Lessons Learned: What Refugees Taught Us About Resilience and Innovation
We’ve learned powerful lessons from three years of building with refugee communities about the role of technology in addressing complex humanitarian challenges:
- Refugees are natural innovators. Forced to adapt and problem-solve, they’re exceptional at seeing opportunities for improvements that our technical team missed.
- The power of community ownership. Refugees developed training programs, created peer support networks, and even contributed to technical documentation—driving sustainability and dignity.
- Integration, not isolation, is key. When refugee health data flows into national systems, it drives genuine inclusion.
- The best technology is invisible. It supports and enhances what refugees already do well as healthcare providers, community, leaders, and solutions-creators. The best compliment our platform can receive is when people stop noticing it and start seeing the improved health outcomes it enables.

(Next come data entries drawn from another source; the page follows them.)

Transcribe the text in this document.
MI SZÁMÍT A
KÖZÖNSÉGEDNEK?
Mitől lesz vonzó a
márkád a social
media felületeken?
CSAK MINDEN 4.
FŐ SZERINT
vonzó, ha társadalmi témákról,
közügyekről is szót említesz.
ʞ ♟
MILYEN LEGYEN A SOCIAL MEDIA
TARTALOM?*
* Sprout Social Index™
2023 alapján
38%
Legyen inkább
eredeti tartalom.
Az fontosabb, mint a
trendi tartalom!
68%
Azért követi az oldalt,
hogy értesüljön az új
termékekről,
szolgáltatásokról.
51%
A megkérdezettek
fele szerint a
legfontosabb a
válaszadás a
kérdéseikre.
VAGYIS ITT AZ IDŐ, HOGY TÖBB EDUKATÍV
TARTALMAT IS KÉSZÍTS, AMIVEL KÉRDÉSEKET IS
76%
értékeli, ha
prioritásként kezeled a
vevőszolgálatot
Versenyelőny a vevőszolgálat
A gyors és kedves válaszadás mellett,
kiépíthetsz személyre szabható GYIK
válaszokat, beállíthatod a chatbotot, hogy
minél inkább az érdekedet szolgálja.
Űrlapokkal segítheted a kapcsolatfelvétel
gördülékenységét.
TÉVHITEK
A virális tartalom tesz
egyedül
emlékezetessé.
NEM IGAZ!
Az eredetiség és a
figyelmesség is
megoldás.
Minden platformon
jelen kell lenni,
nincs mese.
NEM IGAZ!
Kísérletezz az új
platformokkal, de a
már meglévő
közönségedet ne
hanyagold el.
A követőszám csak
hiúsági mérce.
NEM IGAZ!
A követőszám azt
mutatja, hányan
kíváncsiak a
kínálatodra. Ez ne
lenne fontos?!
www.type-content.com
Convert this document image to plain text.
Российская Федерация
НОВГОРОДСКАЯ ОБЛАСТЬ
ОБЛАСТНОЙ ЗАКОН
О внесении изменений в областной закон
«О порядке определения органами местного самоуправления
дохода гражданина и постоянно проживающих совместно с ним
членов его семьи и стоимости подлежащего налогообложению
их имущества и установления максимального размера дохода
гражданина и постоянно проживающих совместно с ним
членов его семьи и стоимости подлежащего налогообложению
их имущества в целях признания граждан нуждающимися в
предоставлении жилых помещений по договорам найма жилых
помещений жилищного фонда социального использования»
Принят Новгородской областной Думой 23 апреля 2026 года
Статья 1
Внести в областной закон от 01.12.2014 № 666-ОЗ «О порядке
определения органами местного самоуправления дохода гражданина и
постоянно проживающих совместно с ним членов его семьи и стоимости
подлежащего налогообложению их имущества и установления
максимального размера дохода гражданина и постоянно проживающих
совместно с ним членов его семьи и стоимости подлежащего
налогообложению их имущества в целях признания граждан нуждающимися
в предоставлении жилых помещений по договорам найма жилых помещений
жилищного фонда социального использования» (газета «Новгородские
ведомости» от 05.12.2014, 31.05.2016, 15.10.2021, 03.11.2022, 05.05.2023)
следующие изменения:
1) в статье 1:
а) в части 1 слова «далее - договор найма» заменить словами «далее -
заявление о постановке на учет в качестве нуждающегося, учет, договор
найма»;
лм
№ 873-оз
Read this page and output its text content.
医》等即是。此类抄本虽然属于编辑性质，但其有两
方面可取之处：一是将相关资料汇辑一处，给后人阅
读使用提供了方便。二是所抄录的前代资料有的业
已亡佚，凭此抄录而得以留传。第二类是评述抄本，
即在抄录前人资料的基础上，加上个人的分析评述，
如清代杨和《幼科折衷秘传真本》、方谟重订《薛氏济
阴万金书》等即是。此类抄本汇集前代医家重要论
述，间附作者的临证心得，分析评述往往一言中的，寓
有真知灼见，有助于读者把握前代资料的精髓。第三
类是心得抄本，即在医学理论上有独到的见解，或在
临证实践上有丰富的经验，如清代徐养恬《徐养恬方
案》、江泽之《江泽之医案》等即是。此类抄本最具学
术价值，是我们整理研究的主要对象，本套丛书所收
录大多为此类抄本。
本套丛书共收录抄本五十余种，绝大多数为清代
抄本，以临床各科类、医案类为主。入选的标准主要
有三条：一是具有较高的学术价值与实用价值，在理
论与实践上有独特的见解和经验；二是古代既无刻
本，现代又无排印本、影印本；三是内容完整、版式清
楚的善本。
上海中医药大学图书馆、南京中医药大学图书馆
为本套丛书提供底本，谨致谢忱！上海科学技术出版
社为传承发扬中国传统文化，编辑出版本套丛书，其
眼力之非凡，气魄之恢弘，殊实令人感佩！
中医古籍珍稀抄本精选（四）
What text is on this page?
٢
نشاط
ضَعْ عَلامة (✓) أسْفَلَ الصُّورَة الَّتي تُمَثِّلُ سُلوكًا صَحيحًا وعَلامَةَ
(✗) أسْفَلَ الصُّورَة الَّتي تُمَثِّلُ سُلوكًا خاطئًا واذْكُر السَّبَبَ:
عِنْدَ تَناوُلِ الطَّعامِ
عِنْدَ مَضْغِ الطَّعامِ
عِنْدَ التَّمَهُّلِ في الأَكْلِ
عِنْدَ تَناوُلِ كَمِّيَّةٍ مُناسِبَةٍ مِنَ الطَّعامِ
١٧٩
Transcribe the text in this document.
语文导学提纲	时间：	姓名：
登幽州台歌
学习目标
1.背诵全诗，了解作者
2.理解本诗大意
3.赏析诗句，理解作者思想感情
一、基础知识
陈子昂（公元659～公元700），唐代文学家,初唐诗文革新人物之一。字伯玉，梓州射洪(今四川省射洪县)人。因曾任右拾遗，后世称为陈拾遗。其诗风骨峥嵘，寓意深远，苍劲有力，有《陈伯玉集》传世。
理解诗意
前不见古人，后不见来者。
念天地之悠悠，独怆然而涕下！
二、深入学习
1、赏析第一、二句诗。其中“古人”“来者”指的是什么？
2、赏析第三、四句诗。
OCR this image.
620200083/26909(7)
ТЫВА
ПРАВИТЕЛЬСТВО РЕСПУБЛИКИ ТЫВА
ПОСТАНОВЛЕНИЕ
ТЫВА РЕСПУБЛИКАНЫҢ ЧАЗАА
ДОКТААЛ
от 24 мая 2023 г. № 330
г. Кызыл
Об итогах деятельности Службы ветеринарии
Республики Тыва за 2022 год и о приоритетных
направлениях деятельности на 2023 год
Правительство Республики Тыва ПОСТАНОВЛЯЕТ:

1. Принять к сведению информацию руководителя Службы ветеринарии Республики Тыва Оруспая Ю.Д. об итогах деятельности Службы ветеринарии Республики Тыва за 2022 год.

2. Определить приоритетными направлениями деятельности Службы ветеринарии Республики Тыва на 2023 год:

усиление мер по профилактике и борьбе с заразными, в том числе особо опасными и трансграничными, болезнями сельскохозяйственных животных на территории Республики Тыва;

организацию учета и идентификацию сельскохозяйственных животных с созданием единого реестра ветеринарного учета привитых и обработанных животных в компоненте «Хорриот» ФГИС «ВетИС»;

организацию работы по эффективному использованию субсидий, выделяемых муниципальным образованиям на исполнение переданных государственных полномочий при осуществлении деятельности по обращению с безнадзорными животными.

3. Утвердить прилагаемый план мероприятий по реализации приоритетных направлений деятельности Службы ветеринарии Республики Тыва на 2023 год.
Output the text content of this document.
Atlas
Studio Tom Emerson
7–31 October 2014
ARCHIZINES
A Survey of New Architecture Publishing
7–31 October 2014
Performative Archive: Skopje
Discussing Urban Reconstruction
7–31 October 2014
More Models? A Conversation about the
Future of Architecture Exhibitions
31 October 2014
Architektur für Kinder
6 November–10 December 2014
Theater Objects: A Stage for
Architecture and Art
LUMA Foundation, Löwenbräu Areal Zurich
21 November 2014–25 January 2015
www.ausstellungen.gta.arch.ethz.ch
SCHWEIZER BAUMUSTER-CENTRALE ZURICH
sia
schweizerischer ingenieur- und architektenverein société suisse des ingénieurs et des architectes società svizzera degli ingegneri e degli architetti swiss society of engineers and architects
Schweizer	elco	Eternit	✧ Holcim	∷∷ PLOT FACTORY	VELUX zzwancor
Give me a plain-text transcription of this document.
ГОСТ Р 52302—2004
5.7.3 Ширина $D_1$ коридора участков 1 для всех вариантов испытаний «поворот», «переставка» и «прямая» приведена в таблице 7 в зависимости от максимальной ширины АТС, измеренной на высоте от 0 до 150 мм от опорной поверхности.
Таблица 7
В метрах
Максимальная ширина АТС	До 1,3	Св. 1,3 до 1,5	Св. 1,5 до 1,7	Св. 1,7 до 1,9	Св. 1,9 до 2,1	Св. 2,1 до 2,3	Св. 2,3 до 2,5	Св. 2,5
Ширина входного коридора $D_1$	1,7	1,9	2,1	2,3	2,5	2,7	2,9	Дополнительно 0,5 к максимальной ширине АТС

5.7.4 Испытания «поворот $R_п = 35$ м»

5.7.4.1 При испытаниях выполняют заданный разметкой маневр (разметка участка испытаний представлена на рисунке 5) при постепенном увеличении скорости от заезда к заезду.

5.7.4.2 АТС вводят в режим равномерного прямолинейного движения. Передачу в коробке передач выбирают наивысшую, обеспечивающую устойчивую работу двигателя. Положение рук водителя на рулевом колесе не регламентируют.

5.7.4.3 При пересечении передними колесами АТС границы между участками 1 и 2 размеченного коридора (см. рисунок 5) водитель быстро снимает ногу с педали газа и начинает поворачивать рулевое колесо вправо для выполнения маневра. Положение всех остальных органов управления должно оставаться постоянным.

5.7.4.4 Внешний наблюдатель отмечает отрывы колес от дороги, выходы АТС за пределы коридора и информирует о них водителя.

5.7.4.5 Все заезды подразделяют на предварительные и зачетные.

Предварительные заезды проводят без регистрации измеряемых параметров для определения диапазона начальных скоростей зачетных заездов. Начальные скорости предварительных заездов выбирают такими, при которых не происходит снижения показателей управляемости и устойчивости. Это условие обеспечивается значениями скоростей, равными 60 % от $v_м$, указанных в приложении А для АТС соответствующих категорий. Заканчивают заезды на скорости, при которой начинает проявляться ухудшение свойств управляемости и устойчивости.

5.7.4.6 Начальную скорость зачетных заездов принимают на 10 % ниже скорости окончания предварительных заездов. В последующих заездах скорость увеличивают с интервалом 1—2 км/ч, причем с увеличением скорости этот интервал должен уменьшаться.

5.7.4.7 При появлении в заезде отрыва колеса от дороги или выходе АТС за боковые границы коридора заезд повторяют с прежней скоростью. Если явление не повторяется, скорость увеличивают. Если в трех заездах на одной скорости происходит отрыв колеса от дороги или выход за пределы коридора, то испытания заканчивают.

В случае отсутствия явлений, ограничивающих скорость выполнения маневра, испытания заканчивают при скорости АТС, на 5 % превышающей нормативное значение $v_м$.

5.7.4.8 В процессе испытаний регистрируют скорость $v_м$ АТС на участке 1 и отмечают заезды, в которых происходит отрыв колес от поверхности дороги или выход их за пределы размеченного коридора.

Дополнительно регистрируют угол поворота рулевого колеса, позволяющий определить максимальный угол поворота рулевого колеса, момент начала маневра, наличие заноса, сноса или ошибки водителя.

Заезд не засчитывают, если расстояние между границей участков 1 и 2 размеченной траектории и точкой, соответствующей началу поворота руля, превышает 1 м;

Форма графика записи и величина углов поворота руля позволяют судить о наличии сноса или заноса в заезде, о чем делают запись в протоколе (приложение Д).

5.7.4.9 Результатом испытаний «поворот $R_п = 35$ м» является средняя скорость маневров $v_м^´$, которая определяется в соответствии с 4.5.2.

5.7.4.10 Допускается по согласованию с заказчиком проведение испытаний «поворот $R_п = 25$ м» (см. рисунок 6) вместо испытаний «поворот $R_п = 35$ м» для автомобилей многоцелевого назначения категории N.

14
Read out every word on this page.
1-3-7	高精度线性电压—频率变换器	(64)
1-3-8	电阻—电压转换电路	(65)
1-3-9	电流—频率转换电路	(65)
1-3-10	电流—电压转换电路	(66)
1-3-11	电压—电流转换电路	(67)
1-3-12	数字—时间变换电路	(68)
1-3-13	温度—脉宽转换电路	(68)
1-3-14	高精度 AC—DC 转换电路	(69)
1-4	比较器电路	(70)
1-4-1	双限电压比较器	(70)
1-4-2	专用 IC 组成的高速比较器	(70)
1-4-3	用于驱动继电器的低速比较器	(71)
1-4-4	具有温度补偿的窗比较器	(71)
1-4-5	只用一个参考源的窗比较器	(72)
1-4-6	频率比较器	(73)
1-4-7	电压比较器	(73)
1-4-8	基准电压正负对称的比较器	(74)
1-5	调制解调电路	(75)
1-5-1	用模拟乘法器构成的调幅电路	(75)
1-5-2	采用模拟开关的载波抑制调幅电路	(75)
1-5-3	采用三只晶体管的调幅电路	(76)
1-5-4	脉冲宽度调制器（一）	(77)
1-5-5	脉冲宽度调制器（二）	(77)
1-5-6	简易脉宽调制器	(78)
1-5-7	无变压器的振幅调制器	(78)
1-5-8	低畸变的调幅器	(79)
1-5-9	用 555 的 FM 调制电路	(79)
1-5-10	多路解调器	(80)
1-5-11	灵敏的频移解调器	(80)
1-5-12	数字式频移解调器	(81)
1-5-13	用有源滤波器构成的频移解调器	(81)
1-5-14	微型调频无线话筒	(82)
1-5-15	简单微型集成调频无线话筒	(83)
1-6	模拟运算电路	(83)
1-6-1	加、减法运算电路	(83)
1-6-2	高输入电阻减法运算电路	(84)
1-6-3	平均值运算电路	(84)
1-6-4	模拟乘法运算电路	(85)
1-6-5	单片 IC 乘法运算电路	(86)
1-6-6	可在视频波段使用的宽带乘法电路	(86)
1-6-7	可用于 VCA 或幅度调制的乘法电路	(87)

Looking Forward: The Promise of Refugee-Led Innovation
As we mark World Refugee Week 2025, the successful integration of rCHMIS into Uganda’s national health system demonstrates that with the right support and tools, refugees can become net contributors to host communities rather than burdens on existing systems.
The model we’ve developed is already attracting attention from other refugee-hosting countries. With discussions underway in Kenya, Tanzania, and Lebanon, we believe this approach—digital public goods, refugee-led implementation, and national integration can be replicated to transform refugee health systems globally.
In a time of increasing displacement, the lessons learned from refugee health workers in Uganda offer hope that technology can be a force for inclusion, dignity, and shared prosperity.
This is just the beginning. The next chapter is about scaling from 2,000 to 20,000, from one country to many, and from refugee health to refugee-led innovation across multiple sectors.
Because when we bet on refugees, everyone wins.